On the external perimeter, above the colonnade, there is an entablature with a Doric frieze, a decoration where small rectangles with images in high relief (metopes) alternate with vertical grooves (triglyphs). At each end, there is a pediment above the entablature. These are decorated with statues, some of which are nor very perceptible to the touch. The east pediment shows the birth of Athena from the head of Zeus while the west depicts the clash between Athena and Poseidon for the control of Attica.

The Parthenon was commissioned by Pericles in 445 BCE and built by the architects Iktinos and Callicrates, under the supervision of Phidias.

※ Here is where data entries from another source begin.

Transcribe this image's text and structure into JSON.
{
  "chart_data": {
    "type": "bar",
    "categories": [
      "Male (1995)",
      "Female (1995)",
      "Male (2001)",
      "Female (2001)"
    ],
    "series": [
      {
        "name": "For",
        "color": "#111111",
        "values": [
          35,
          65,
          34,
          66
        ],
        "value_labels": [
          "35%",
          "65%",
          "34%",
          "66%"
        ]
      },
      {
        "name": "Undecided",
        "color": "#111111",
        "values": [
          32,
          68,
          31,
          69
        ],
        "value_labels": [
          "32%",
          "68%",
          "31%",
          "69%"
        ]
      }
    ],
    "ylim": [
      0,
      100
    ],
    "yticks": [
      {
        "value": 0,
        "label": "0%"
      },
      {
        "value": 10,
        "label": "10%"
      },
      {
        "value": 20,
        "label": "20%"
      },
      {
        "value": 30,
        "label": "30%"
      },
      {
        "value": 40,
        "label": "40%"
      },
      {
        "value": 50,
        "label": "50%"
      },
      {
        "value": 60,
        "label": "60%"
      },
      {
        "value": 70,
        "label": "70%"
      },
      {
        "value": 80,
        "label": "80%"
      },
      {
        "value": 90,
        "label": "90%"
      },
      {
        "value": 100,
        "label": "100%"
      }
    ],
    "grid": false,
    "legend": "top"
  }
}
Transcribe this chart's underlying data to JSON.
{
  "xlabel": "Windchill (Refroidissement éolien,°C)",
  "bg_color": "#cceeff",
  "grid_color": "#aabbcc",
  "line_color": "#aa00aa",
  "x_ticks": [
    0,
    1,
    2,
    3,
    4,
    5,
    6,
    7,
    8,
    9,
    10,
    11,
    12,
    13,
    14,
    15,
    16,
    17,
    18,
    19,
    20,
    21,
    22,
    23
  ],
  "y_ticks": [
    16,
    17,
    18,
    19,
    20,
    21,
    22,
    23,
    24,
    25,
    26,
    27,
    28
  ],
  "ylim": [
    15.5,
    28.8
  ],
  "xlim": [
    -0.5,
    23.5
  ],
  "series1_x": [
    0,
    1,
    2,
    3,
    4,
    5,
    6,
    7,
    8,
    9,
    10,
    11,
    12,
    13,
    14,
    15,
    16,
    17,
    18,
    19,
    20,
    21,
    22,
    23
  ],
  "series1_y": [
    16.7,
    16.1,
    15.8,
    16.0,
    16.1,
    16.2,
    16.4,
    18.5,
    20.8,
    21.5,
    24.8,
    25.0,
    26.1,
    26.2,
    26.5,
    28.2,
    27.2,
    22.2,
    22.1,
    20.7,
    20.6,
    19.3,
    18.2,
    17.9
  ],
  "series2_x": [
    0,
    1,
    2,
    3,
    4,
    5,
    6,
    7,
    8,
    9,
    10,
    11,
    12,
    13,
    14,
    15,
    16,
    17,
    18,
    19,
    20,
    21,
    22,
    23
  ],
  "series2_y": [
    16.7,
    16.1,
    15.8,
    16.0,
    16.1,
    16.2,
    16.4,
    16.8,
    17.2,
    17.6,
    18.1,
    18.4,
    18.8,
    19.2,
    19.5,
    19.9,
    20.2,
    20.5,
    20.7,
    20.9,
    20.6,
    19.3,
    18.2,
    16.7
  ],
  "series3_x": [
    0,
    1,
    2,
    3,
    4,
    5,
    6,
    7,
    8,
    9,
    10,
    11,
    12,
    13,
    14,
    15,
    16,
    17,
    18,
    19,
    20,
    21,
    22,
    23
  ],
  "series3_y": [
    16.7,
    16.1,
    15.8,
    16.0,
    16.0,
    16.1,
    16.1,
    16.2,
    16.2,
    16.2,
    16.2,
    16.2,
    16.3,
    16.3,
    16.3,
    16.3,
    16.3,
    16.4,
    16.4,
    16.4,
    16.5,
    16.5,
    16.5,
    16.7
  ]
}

The name Parthenon derives from “parthenos” (virgin), one of the attributes of Athena. At the end of the 6th century CE, it was transformed into a church then, in 1456, into a mosque, while in 1687 it was partially destroyed by Venetian cannon fire in a war against the Ottoman Empire. Moreover, many marble carvings were removed by Lord Elgin, the British ambassador, in the first half of the 19th century. They are on display in the British Museum.

Despite the damage it has suffered, the Parthenon’s charm and fame has remained intact. The undisputed symbol of Athens, the Parthenon still watches over the city from the heights of the Acropolis.